システム事業部田丸です。世の中のシステム構築においてクラウド利用はもはやスタンダードですね。しかし、システム構成上ほんとに使う意義があるのか、何のために使っているのか疑問を抱くような構成も良く見聞きします。そのあたりを非常にわかりやすく解説してくれている本に出会ったので紹介します。少しでも皆さんの知的好奇心をくすぐることができればと思います!
【書籍紹介】
「クラウドファースト・アーキテクチャ設計ガイド」
https://www.kinokuniya.co.jp/f/dsg-01-9784822237813
著者:鈴木雄介 氏
2016年8月29日 第一版 第一刷 発行
※現時点2023年から7年も前ですが内容は原理原則に沿ったものであり内容的に古くなることは無いのだろうと思います。
【こんな本です】
~「はじめに」から抜粋~
"クラウド技術を前提に「いかにしてシステムを構築するのか」を考えるための本です"
クラウド技術が台頭した背景も踏まえ、システム構築の考え方のポイントがちりばめられています。クラウドも「あくまでも道具である」という前提に立った文体なので、押しつけがましくなく非常に読みやすかったです。
【重要だと思ったポイント】
重要点は色々ありますが、本の作者(著者)というものは概ね先頭と最後に重要なメッセージを残すのでそこから2点抜粋し紹介します。

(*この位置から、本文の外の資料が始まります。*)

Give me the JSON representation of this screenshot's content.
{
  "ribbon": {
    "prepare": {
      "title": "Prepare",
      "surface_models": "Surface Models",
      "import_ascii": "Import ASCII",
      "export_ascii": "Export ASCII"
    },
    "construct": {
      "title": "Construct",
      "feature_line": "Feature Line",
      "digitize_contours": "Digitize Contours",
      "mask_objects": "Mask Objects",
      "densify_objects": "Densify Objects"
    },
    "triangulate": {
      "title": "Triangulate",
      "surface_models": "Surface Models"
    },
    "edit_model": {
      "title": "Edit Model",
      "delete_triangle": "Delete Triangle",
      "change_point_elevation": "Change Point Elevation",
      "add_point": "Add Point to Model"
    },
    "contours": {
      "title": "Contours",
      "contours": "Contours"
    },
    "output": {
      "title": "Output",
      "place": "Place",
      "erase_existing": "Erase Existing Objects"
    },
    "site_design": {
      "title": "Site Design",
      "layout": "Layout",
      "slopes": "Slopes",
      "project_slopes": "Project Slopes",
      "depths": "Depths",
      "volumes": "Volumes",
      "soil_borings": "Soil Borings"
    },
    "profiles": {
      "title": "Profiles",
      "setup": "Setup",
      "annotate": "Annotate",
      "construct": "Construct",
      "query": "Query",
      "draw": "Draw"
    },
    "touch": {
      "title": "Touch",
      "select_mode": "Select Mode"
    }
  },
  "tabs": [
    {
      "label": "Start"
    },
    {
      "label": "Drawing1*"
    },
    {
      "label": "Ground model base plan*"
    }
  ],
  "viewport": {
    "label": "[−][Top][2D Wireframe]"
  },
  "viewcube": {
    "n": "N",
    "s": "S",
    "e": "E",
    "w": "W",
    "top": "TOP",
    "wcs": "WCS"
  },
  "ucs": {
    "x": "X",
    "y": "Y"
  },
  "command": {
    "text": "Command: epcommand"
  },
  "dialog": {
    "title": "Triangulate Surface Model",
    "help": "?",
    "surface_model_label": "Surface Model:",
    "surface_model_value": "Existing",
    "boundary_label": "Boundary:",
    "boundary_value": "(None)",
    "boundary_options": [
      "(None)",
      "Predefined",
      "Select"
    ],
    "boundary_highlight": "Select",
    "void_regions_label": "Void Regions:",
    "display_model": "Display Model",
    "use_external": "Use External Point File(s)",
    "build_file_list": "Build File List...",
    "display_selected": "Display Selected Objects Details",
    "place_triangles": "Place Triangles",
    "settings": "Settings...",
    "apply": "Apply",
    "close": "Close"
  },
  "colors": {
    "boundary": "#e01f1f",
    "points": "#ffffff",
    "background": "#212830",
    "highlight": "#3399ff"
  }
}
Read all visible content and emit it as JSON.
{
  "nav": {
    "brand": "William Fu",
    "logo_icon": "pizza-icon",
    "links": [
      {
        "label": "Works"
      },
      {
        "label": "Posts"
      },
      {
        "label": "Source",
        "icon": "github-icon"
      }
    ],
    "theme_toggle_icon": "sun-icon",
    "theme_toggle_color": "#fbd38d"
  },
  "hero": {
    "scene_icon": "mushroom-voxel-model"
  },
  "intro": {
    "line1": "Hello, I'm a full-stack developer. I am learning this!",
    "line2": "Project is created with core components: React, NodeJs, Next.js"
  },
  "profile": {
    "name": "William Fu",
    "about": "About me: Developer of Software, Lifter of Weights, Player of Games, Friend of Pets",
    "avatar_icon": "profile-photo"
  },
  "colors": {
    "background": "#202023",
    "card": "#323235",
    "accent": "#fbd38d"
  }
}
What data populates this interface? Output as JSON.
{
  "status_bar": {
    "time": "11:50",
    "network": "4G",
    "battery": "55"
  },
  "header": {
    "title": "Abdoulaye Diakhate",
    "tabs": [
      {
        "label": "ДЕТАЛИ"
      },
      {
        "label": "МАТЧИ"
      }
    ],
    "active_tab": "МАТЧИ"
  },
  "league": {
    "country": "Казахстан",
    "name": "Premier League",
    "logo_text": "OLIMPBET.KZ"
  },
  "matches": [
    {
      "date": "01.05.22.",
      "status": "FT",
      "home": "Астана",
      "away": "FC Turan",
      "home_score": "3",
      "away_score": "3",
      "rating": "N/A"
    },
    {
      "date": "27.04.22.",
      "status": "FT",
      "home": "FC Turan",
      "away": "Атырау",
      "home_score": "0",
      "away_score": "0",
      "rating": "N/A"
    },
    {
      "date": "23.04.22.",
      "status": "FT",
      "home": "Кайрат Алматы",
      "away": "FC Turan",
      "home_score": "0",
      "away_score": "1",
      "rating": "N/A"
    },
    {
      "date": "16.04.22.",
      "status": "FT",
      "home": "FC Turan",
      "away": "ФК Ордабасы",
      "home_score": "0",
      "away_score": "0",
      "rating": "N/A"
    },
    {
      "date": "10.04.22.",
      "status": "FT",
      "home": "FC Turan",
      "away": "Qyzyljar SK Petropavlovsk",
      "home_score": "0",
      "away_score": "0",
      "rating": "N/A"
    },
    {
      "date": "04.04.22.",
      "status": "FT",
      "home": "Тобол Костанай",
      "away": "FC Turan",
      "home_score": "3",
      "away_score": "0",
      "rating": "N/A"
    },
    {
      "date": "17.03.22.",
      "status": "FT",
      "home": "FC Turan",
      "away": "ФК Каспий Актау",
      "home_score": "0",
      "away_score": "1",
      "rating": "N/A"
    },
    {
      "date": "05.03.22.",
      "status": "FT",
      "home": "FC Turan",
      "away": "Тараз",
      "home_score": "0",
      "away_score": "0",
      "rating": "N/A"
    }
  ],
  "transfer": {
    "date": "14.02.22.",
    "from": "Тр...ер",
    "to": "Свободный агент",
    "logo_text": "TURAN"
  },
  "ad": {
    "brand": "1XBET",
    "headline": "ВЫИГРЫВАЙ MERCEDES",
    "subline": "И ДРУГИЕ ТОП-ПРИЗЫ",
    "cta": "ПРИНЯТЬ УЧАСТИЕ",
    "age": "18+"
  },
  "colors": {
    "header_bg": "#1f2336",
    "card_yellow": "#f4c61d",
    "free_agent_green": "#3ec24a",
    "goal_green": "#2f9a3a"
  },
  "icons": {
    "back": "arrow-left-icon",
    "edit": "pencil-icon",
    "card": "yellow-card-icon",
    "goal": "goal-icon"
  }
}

①クラウドファーストな考えかたとは?(はじめに より)
インフラのサービス化、ミドルウェアのプラットフォーム化、システム構成のコード化 という クラウドサービスの特性を前提にシステム開発を考える事。 土台として「解決すべき課題に適しているのか?」という発想で考える事が重要。
②クラウドファーストにおけるエンジニア(6章 より)
・マインドセットを「システムづくり」から「ITサービス運営」にシフト!
ものを作ること自体が価値ではなく、作ったものによってどれだけの価値を創出するかが肝。技術者個々がITサービス運営を担っているというマインドが必要。
・エンジニアが進むべき2つの道
進むべき道はスペシャリストかゼネラリストの二つに大別されるが、どちらも具備すべき共通スキルがありそれがとても重要。表にすると以下のような感じ。
【思ったこと】
本書を読んで強く思ったことは以下3点です。
①設計とは道具に踊らされないこと
クラウドでもオンプレでも技術はあくまでも技術であり、道具。新しい道具を使いたいがためのシステムづくりではなく、システム(サービス)が価値を創出するのに最適な道具選びと、使い方を考える。つまり「適用領域」を考えるというのが設計の肝なのだと認識しました。あくまでも「ITサービスが最大限価値を発揮するには?」のスタンスをとることが重要だと思います。
②クラウドは「利用」という概念が重要
クラウドはITシステム資産を「所有する」ではなく「利用する」という考え方。クラウドプロバイダ側でない限りはエンジニアも利用者のうちの一人。「作る」というより、うまく利用する、うまく組み合わせるという発想に切り替えると良いかと思いました。
③新しい常識(技術・道具)はすぐやってくる
最早ですが生成AIや自動化など新たなキーワードが出てきています。気づけばスタンダードになっていて変化に取り残されるなんてことがないようにミーハーでもよいので最新のところに目を向けたり触れたり、意識張っていこうと思います。
【さいごに】
本書は紹介した内容以外にも、クラウドとアジャイル開発との親和性や、ウォーターフォールとの対比や開発体制など含め広く、わかりやすく記述されています。ある程度キャリアを踏まれた方やクラウドの特性を知りたい方に特にお薦めします!